His quoted remarks were a contrast from recent statements from China, including following the September 4 meeting between the Defence Ministers in Moscow. He did not blame India for the recent crisis, which has been a point of emphasis in several Chinese statements from the Foreign Ministry and the PLA in recent weeks.

‘China’s stern position’

Mr. Wang reportedly maintained “China’s stern position” on the situation in the border areas, “emphasising that the imperative is to immediately stop provocations such as firing and other dangerous actions that violate the commitments made by the two sides,” the Chinese note added. 

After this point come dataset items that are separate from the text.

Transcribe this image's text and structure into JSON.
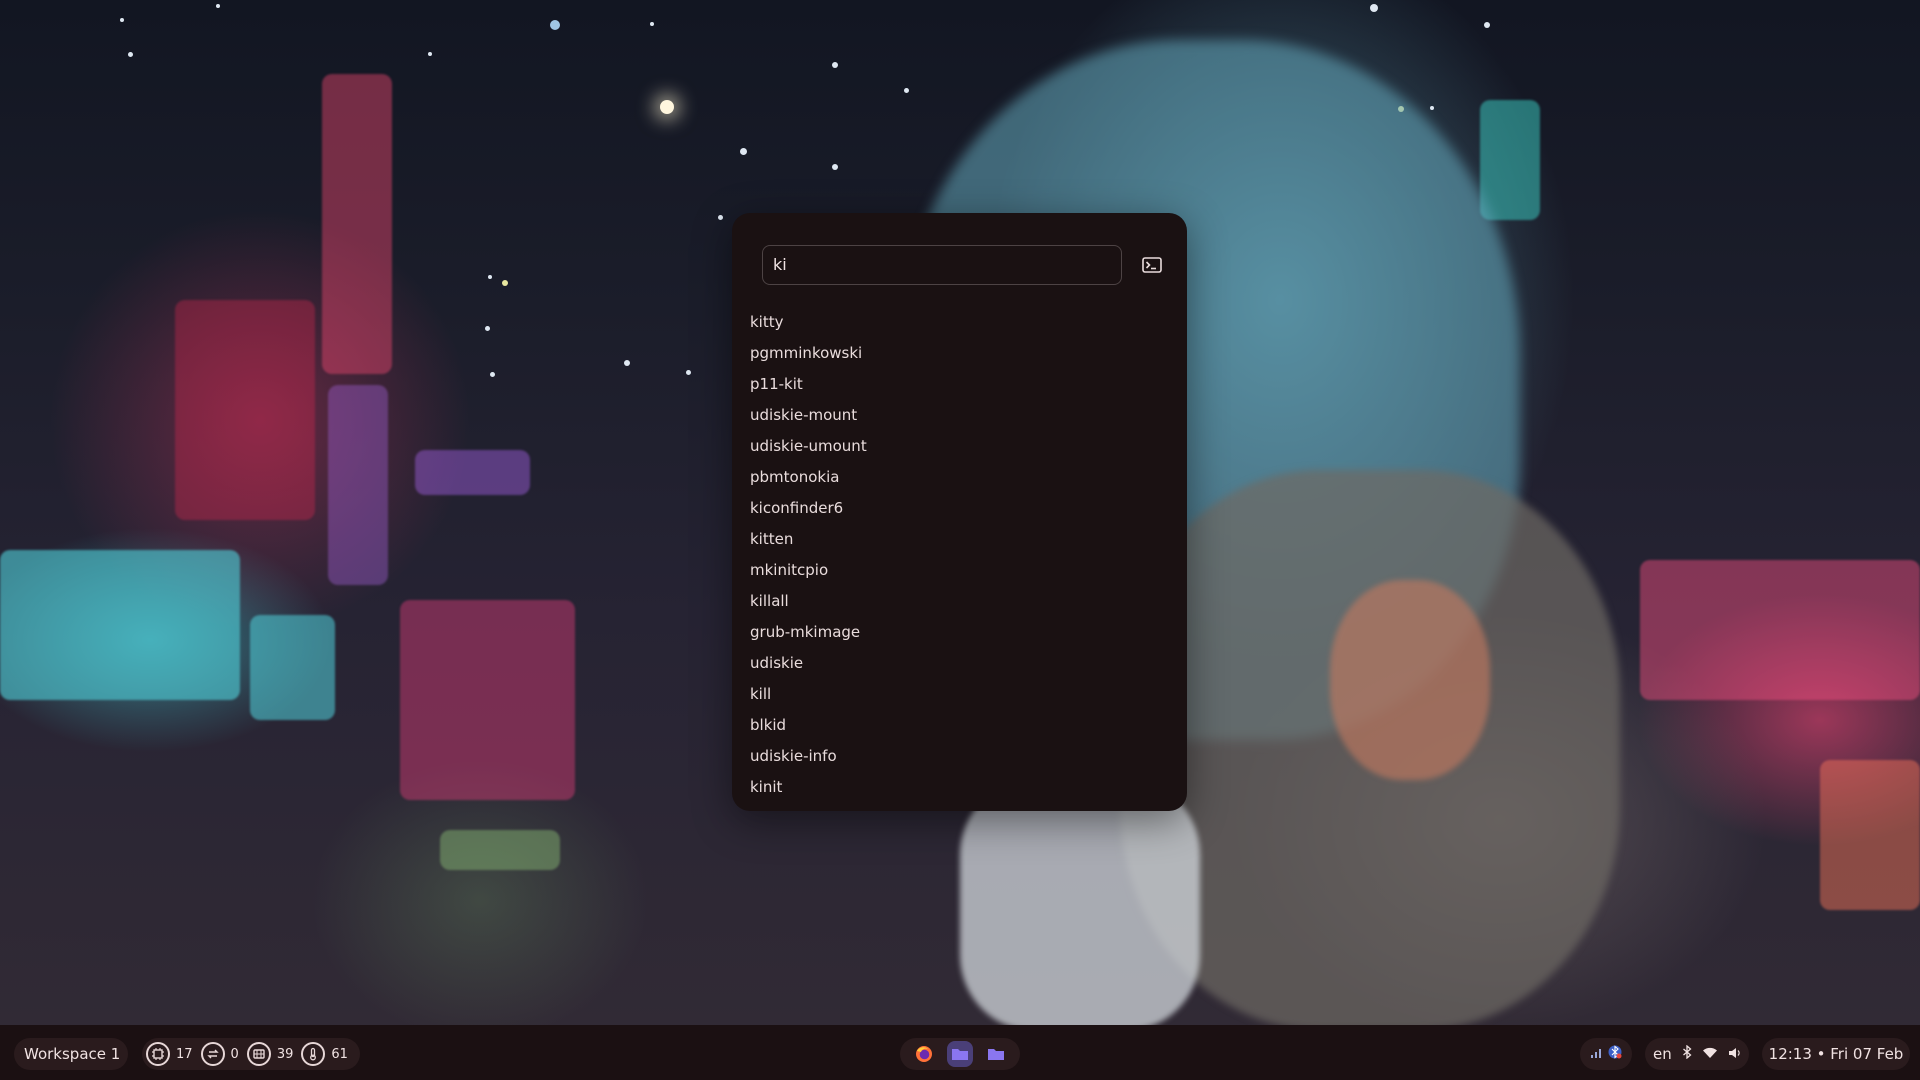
{
  "launcher": {
    "search_value": "ki",
    "terminal_icon": "terminal-icon",
    "results": [
      "kitty",
      "pgmminkowski",
      "p11-kit",
      "udiskie-mount",
      "udiskie-umount",
      "pbmtonokia",
      "kiconfinder6",
      "kitten",
      "mkinitcpio",
      "killall",
      "grub-mkimage",
      "udiskie",
      "kill",
      "blkid",
      "udiskie-info",
      "kinit"
    ]
  },
  "taskbar": {
    "workspace_label": "Workspace 1",
    "stats": [
      {
        "icon": "cpu-icon",
        "value": "17"
      },
      {
        "icon": "swap-icon",
        "value": "0"
      },
      {
        "icon": "memory-icon",
        "value": "39"
      },
      {
        "icon": "temperature-icon",
        "value": "61"
      }
    ],
    "apps": [
      {
        "icon": "firefox-icon"
      },
      {
        "icon": "folder-icon"
      },
      {
        "icon": "folder-icon"
      }
    ],
    "tray": [
      {
        "icon": "signal-bars-icon"
      },
      {
        "icon": "bluetooth-tray-icon"
      }
    ],
    "language": "en",
    "system_icons": [
      "bluetooth-icon",
      "wifi-icon",
      "volume-icon"
    ],
    "clock": "12:13 • Fri 07 Feb"
  },
  "colors": {
    "launcher_bg": "#1a1112",
    "taskbar_bg": "#1b1012",
    "pill_bg": "#2a1b1d",
    "text": "#e9dcdc"
  }
}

Countering the Chinese claims, government sources here said the events of the past few months have “inevitably impacted the bilateral relationship”. In particular, India had made the point that the mobilisation of large number of PLA troops was responsible for the “flashpoints along the LAC.” 

“The Chinese side has not provided a credible explanation for this deployment,” the sources said, blaming the “provocative behavior of Chinese frontline troops at numerous incidents” for the violence, while Indian troops had “scrupulously” adhered to protocols.

Military commanders’ meetings in the next few days will chalk out the steps for disengagement more clearly, which the foreign ministers will review before deciding on the course ahead. While border commanders agreed to disengagement procedures in June as well (which made little headway), the government feels that they now have concrete proposals and commitments from Mr. Wang, who is also the State Councillor, thus indicating a policy decision” by Beijing to disengage.

Russia’s initiative

The meeting between the foreign ministers was facilitated and encouraged by Russian Foreign Minister Sergey Lavrov, who hosted them at the SCO meeting. Later, a Russia-India-China lunch set the stage for the bilateral talks on Thursday. It is expected to be followed by Special Representatives’ talks and another meeting of the Working Mechanism on Consultation and Coordination on India-China border affairs. 

In November, Mr. Modi and Mr. Xi are expected to attend the G-20 summit in Saudi Arabia, which will be the first time the two leaders, who have not yet spoken to each other during the stand-off, could meet.